Rob Dixon, a Riverside resident who has raised chickens in the past, argued for allowing the program and said concerns about noise and attracting predators such as coyotes are “overblown.”

Dixon said allowing chickens to be raised in Riverside was “in keeping with the promise of Riverside, which is green space, the connection to the environment, and using your property in a way that is satisfying.”

According to a draft version of the ordinance discussed by trustees on Nov. 17, the village’s pilot program would be limited to a maximum of 15 properties during the one-year trial and that if more than 15 residents express interest, the licenses would be awarded by a lottery.

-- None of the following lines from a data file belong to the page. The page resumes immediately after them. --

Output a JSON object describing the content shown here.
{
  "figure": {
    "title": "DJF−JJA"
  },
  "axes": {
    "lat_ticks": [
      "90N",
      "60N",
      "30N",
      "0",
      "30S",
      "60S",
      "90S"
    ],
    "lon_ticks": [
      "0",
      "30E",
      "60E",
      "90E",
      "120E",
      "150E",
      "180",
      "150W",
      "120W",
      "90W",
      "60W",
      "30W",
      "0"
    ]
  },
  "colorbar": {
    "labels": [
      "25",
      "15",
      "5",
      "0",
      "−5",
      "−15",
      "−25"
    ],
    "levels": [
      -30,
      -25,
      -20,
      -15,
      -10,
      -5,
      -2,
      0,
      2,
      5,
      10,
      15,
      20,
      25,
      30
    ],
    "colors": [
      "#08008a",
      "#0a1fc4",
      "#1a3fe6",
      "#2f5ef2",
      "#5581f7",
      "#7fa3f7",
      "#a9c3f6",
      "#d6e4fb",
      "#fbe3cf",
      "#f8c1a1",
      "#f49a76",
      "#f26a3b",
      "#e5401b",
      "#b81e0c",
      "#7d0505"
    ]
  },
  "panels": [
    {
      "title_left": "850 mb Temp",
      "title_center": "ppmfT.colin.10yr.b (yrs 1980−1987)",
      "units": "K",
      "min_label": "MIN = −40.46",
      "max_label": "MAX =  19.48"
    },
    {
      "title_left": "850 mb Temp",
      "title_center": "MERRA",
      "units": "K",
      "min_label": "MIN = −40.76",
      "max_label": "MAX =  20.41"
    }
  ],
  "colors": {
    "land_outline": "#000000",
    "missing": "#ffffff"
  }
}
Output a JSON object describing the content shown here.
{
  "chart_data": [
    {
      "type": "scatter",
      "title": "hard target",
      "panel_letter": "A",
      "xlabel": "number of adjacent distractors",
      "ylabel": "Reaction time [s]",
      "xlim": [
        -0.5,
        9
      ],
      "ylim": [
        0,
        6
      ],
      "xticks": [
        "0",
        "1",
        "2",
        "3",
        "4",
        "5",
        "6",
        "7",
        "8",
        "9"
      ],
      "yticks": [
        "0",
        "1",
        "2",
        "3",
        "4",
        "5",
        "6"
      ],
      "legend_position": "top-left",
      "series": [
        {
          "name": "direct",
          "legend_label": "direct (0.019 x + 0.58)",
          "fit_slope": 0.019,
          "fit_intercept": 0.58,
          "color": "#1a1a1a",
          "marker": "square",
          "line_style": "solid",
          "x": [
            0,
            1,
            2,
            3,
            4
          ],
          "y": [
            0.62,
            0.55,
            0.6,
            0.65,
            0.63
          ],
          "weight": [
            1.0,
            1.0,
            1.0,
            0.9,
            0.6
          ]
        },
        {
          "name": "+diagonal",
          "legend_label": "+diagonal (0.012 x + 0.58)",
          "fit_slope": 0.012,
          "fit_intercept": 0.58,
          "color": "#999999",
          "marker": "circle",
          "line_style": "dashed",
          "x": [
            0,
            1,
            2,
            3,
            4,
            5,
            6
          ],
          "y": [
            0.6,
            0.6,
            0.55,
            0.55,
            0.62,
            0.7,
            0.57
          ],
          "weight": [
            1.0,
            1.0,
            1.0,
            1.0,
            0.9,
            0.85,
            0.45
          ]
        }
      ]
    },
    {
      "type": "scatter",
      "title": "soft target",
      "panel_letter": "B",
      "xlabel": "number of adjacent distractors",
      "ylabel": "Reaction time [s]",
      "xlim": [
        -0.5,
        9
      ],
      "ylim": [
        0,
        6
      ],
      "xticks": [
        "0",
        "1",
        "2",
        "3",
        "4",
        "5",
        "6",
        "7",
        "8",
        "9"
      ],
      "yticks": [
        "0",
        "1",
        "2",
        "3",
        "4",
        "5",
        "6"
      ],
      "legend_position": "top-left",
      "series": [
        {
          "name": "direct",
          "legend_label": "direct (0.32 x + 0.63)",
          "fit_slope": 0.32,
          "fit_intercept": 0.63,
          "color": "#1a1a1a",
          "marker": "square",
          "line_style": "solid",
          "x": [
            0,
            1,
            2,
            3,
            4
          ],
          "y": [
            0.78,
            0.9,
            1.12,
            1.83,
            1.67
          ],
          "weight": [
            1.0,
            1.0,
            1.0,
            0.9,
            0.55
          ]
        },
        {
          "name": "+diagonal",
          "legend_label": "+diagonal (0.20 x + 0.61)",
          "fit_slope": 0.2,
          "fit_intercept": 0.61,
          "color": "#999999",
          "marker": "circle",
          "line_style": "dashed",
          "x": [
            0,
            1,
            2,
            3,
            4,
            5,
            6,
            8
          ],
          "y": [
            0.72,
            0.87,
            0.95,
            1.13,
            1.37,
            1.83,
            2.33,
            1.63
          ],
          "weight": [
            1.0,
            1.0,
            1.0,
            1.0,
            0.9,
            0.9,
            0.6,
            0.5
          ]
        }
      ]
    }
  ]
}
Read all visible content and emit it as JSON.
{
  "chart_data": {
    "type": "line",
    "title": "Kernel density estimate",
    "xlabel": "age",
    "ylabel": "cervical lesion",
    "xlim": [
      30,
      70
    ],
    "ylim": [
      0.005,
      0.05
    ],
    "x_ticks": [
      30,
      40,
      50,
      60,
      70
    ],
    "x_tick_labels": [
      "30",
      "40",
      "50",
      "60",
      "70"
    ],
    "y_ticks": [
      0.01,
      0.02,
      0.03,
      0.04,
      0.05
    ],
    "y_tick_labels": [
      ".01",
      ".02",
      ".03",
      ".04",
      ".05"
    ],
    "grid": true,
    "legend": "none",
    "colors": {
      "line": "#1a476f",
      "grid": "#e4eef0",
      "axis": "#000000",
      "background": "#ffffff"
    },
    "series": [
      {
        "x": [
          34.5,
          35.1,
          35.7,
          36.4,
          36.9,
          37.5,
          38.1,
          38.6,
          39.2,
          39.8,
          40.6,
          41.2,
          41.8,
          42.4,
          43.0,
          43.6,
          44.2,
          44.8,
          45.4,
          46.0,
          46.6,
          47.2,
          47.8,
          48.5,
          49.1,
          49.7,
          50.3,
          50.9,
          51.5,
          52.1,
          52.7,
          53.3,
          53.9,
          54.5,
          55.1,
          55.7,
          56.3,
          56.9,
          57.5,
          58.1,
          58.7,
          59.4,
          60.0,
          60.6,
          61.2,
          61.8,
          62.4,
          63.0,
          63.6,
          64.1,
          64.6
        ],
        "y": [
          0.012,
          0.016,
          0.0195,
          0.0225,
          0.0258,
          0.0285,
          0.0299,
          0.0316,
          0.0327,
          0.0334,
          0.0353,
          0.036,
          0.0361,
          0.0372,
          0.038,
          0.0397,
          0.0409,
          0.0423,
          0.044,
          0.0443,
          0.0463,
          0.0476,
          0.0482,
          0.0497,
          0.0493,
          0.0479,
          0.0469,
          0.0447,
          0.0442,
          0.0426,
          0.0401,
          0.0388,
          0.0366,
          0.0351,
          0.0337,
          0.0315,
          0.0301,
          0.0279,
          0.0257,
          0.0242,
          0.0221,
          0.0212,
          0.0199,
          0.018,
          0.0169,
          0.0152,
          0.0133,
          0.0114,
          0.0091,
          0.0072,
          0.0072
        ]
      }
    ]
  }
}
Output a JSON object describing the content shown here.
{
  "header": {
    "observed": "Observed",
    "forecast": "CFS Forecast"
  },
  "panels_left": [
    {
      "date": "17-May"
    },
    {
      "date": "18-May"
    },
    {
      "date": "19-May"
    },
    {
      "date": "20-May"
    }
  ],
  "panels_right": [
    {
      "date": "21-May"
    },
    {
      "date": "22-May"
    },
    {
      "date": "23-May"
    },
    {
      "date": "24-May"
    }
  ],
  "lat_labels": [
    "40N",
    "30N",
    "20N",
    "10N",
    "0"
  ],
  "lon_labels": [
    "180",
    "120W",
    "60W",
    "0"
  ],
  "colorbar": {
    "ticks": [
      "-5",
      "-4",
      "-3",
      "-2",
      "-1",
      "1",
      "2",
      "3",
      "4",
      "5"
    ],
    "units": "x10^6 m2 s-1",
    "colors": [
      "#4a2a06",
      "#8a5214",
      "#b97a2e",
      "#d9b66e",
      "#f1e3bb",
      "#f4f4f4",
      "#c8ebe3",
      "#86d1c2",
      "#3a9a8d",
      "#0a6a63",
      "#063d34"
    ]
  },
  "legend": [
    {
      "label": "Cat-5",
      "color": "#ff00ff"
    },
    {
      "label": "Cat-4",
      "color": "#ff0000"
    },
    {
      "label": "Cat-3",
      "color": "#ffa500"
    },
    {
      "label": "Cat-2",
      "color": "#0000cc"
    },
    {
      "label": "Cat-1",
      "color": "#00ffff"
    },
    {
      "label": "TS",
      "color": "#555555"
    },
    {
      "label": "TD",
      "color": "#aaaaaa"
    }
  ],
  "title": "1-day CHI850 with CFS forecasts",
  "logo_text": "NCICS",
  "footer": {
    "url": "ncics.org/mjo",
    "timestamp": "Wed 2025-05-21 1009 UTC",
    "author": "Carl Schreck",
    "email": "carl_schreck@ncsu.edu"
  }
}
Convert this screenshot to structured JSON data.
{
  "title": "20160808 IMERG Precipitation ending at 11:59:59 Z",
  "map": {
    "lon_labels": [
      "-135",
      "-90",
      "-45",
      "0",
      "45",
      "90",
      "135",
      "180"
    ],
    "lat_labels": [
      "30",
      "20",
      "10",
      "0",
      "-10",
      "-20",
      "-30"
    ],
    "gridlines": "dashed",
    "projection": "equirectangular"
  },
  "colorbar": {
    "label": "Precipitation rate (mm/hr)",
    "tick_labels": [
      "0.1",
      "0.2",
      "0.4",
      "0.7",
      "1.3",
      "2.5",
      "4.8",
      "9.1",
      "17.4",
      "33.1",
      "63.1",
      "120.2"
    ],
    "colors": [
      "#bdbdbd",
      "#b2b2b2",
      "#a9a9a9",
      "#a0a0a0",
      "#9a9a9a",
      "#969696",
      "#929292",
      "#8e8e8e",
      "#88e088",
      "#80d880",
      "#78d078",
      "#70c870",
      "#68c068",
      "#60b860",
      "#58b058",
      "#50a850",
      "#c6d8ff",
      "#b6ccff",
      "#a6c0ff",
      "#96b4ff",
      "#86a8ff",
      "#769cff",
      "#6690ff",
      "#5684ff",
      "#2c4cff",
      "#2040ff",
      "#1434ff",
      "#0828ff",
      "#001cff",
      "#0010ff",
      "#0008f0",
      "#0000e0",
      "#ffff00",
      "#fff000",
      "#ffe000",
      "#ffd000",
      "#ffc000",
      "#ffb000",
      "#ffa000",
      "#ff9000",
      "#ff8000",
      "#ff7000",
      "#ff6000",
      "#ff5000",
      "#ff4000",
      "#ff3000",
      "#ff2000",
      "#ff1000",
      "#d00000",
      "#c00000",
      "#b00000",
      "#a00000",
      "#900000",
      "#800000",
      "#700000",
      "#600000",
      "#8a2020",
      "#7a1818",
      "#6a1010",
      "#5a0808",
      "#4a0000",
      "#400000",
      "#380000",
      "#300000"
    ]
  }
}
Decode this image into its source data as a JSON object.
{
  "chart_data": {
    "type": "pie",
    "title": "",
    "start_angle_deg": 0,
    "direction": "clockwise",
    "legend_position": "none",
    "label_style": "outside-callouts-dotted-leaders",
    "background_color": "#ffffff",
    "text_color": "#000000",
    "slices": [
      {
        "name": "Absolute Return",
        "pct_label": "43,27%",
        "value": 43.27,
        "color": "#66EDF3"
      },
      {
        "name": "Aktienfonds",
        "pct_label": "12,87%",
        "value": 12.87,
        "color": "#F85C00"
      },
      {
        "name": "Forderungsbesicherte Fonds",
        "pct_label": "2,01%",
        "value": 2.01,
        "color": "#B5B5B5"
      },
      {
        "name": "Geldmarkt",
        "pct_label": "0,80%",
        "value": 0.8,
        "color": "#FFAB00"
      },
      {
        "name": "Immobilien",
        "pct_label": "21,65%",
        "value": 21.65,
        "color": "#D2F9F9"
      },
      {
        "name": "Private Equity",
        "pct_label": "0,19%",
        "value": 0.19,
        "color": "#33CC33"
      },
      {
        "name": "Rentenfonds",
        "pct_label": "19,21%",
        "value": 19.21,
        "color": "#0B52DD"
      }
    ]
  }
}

The initial license would cost $100 and would have to be renewed annually, likely at a lower cost, and limits each property to between two and four hens (no roosters would be allowed), which must be kept in a rear yard coop that is set back at least 15 feet from any property line and at least 30 feet from any occupied structure on adjacent properties.

An earlier draft of the ordinance suggested a 25-foot property line setback, but trustees agreed that such a restriction would make it impossible for many homeowners to raise chickens in their backyards.

Riverside’s village board has had backyard chickens on the table for discussion since March. In August, the village board voted 4 to 1 to create a similar pilot program allowing homeowners to keep bees in their backyards.